Status of Foundries.io web services
We have a service referred to as “ota-lite” that is the user facing portion of our device management platform.
The service was unavailable from 20:13UTC to 20:35UTC. During this time, actions like publishing TUF Targets and managing devices (from user facing APIs) were not possible. The device-gateway remained up during this outage.
On the previous day, 2024-10-08, we performed a task where we periodically rotate secure keys and tokens used by our backend. After rotating keys, we restarted each container affected by the key rotation to make sure they continued to function properly. We also deleted some old service accounts and tokens no longer used by our system.
The next day while trying to deploy a minor API change, the service was failing to start. An attempt to rollback the change couldn’t run either.
The failure logs pointed at the fact we were using a key that didn’t exist.
The missing key was for a minor part of the system where we keep backups of each version of Targets.json published by our customers.
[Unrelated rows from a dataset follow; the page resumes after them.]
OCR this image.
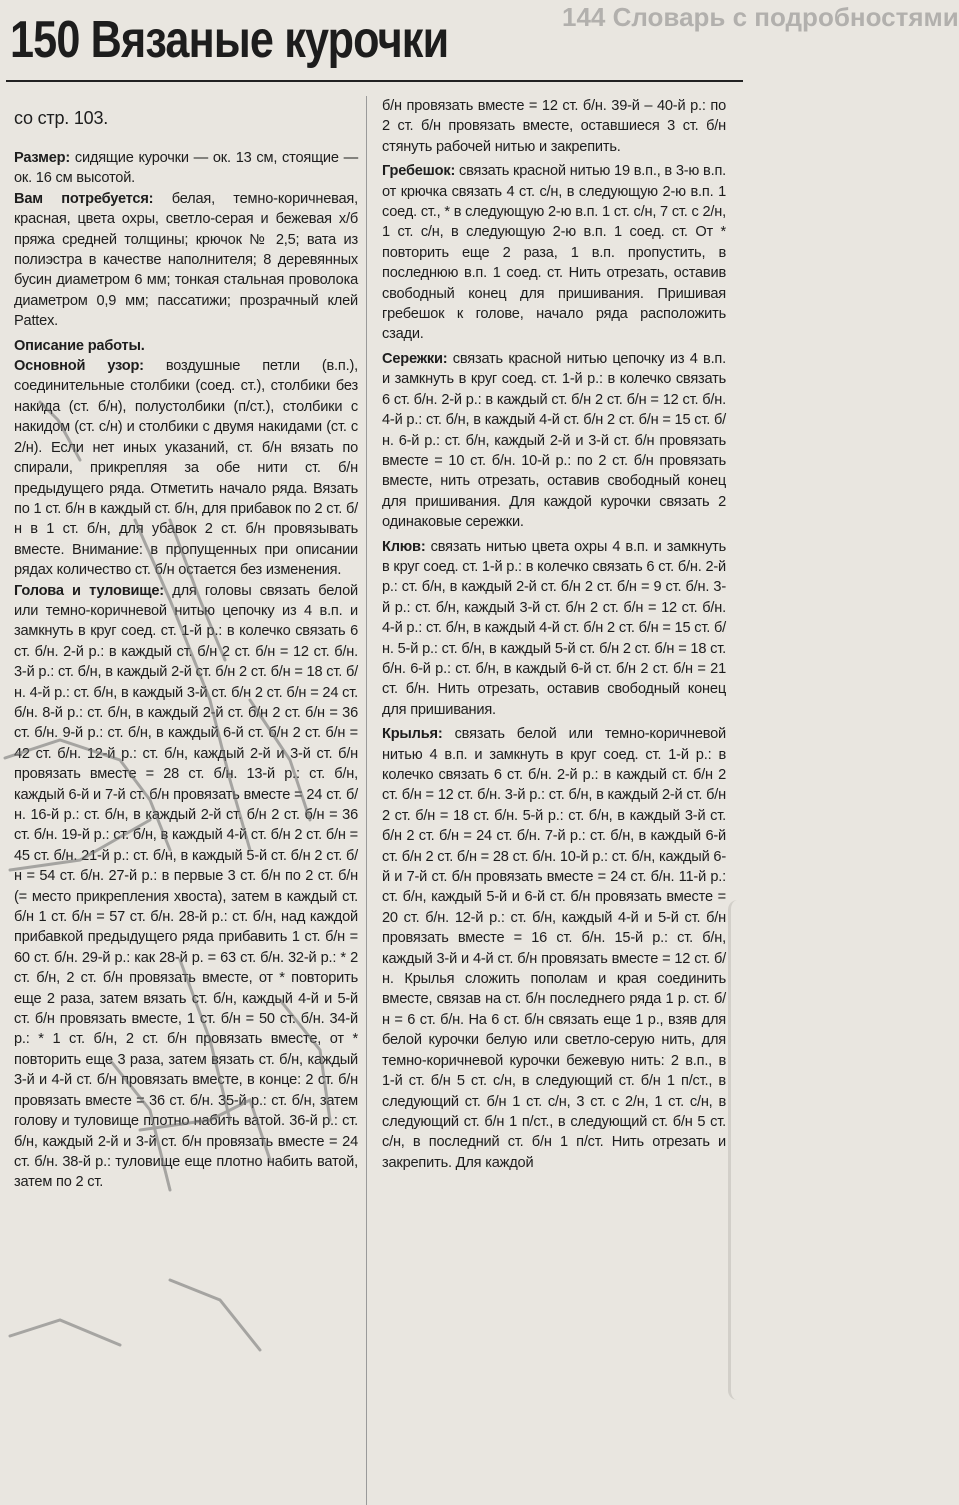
150 Вязаные курочки	144 Словарь с подробностями

со стр. 103.

Размер: сидящие курочки — ок. 13 см, стоящие — ок. 16 см высотой.

Вам потребуется: белая, темно-коричневая, красная, цвета охры, светло-серая и бежевая х/б пряжа средней толщины; крючок № 2,5; вата из полиэстра в качестве наполнителя; 8 деревянных бусин диаметром 6 мм; тонкая стальная проволока диаметром 0,9 мм; пассатижи; прозрачный клей Pattex.

Описание работы.

Основной узор: воздушные петли (в.п.), соединительные столбики (соед. ст.), столбики без накида (ст. б/н), полустолбики (п/ст.), столбики с накидом (ст. с/н) и столбики с двумя накидами (ст. с 2/н). Если нет иных указаний, ст. б/н вязать по спирали, прикрепляя за обе нити ст. б/н предыдущего ряда. Отметить начало ряда. Вязать по 1 ст. б/н в каждый ст. б/н, для прибавок по 2 ст. б/н в 1 ст. б/н, для убавок 2 ст. б/н провязывать вместе. Внимание: в пропущенных при описании рядах количество ст. б/н остается без изменения.

Голова и туловище: для головы связать белой или темно-коричневой нитью цепочку из 4 в.п. и замкнуть в круг соед. ст. 1-й р.: в колечко связать 6 ст. б/н. 2-й р.: в каждый ст. б/н 2 ст. б/н = 12 ст. б/н. 3-й р.: ст. б/н, в каждый 2-й ст. б/н 2 ст. б/н = 18 ст. б/н. 4-й р.: ст. б/н, в каждый 3-й ст. б/н 2 ст. б/н = 24 ст. б/н. 8-й р.: ст. б/н, в каждый 2-й ст. б/н 2 ст. б/н = 36 ст. б/н. 9-й р.: ст. б/н, в каждый 6-й ст. б/н 2 ст. б/н = 42 ст. б/н. 12-й р.: ст. б/н, каждый 2-й и 3-й ст. б/н провязать вместе = 28 ст. б/н. 13-й р.: ст. б/н, каждый 6-й и 7-й ст. б/н провязать вместе = 24 ст. б/н. 16-й р.: ст. б/н, в каждый 2-й ст. б/н 2 ст. б/н = 36 ст. б/н. 19-й р.: ст. б/н, в каждый 4-й ст. б/н 2 ст. б/н = 45 ст. б/н. 21-й р.: ст. б/н, в каждый 5-й ст. б/н 2 ст. б/н = 54 ст. б/н. 27-й р.: в первые 3 ст. б/н по 2 ст. б/н (= место прикрепления хвоста), затем в каждый ст. б/н 1 ст. б/н = 57 ст. б/н. 28-й р.: ст. б/н, над каждой прибавкой предыдущего ряда прибавить 1 ст. б/н = 60 ст. б/н. 29-й р.: как 28-й р. = 63 ст. б/н. 32-й р.: * 2 ст. б/н, 2 ст. б/н провязать вместе, от * повторить еще 2 раза, затем вязать ст. б/н, каждый 4-й и 5-й ст. б/н провязать вместе, 1 ст. б/н = 50 ст. б/н. 34-й р.: * 1 ст. б/н, 2 ст. б/н провязать вместе, от * повторить еще 3 раза, затем вязать ст. б/н, каждый 3-й и 4-й ст. б/н провязать вместе, в конце: 2 ст. б/н провязать вместе = 36 ст. б/н. 35-й р.: ст. б/н, затем голову и туловище плотно набить ватой. 36-й р.: ст. б/н, каждый 2-й и 3-й ст. б/н провязать вместе = 24 ст. б/н. 38-й р.: туловище еще плотно набить ватой, затем по 2 ст.

б/н провязать вместе = 12 ст. б/н. 39-й – 40-й р.: по 2 ст. б/н провязать вместе, оставшиеся 3 ст. б/н стянуть рабочей нитью и закрепить.

Гребешок: связать красной нитью 19 в.п., в 3-ю в.п. от крючка связать 4 ст. с/н, в следующую 2-ю в.п. 1 соед. ст., * в следующую 2-ю в.п. 1 ст. с/н, 7 ст. с 2/н, 1 ст. с/н, в следующую 2-ю в.п. 1 соед. ст. От * повторить еще 2 раза, 1 в.п. пропустить, в последнюю в.п. 1 соед. ст. Нить отрезать, оставив свободный конец для пришивания. Пришивая гребешок к голове, начало ряда расположить сзади.

Сережки: связать красной нитью цепочку из 4 в.п. и замкнуть в круг соед. ст. 1-й р.: в колечко связать 6 ст. б/н. 2-й р.: в каждый ст. б/н 2 ст. б/н = 12 ст. б/н. 4-й р.: ст. б/н, в каждый 4-й ст. б/н 2 ст. б/н = 15 ст. б/н. 6-й р.: ст. б/н, каждый 2-й и 3-й ст. б/н провязать вместе = 10 ст. б/н. 10-й р.: по 2 ст. б/н провязать вместе, нить отрезать, оставив свободный конец для пришивания. Для каждой курочки связать 2 одинаковые сережки.

Клюв: связать нитью цвета охры 4 в.п. и замкнуть в круг соед. ст. 1-й р.: в колечко связать 6 ст. б/н. 2-й р.: ст. б/н, в каждый 2-й ст. б/н 2 ст. б/н = 9 ст. б/н. 3-й р.: ст. б/н, каждый 3-й ст. б/н 2 ст. б/н = 12 ст. б/н. 4-й р.: ст. б/н, в каждый 4-й ст. б/н 2 ст. б/н = 15 ст. б/н. 5-й р.: ст. б/н, в каждый 5-й ст. б/н 2 ст. б/н = 18 ст. б/н. 6-й р.: ст. б/н, в каждый 6-й ст. б/н 2 ст. б/н = 21 ст. б/н. Нить отрезать, оставив свободный конец для пришивания.

Крылья: связать белой или темно-коричневой нитью 4 в.п. и замкнуть в круг соед. ст. 1-й р.: в колечко связать 6 ст. б/н. 2-й р.: в каждый ст. б/н 2 ст. б/н = 12 ст. б/н. 3-й р.: ст. б/н, в каждый 2-й ст. б/н 2 ст. б/н = 18 ст. б/н. 5-й р.: ст. б/н, в каждый 3-й ст. б/н 2 ст. б/н = 24 ст. б/н. 7-й р.: ст. б/н, в каждый 6-й ст. б/н 2 ст. б/н = 28 ст. б/н. 10-й р.: ст. б/н, каждый 6-й и 7-й ст. б/н провязать вместе = 24 ст. б/н. 11-й р.: ст. б/н, каждый 5-й и 6-й ст. б/н провязать вместе = 20 ст. б/н. 12-й р.: ст. б/н, каждый 4-й и 5-й ст. б/н провязать вместе = 16 ст. б/н. 15-й р.: ст. б/н, каждый 3-й и 4-й ст. б/н провязать вместе = 12 ст. б/н. Крылья сложить пополам и края соединить вместе, связав на ст. б/н последнего ряда 1 р. ст. б/н = 6 ст. б/н. На 6 ст. б/н связать еще 1 р., взяв для белой курочки белую или светло-серую нить, для темно-коричневой курочки бежевую нить: 2 в.п., в 1-й ст. б/н 5 ст. с/н, в следующий ст. б/н 1 п/ст., в следующий ст. б/н 1 ст. с/н, 3 ст. с 2/н, 1 ст. с/н, в следующий ст. б/н 1 п/ст., в следующий ст. б/н 5 ст. с/н, в последний ст. б/н 1 п/ст. Нить отрезать и закрепить. Для каждой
It’s not strictly required, so the quick temporary fix was to comment out this code to give us breathing room.
The root cause wound up being a combination of a bad/naive Grep expression combined with a bad variable naming. As a result, we de facto rotated not only a secret content, but also a secret name —while the API K8s specs were still pointing to the old secret name. As the API was not restarted during this change, it continued to work as if nothing changed. But at the time of the roll out of a new API version, it started failing due to the missing required secret.
The service was unavailable from 20:13UTC to 20:35UTC. During this time, actions like publishing TUF Targets and managing devices (from customer facing APIs) were not possible. The device-gateway remained up during this outage.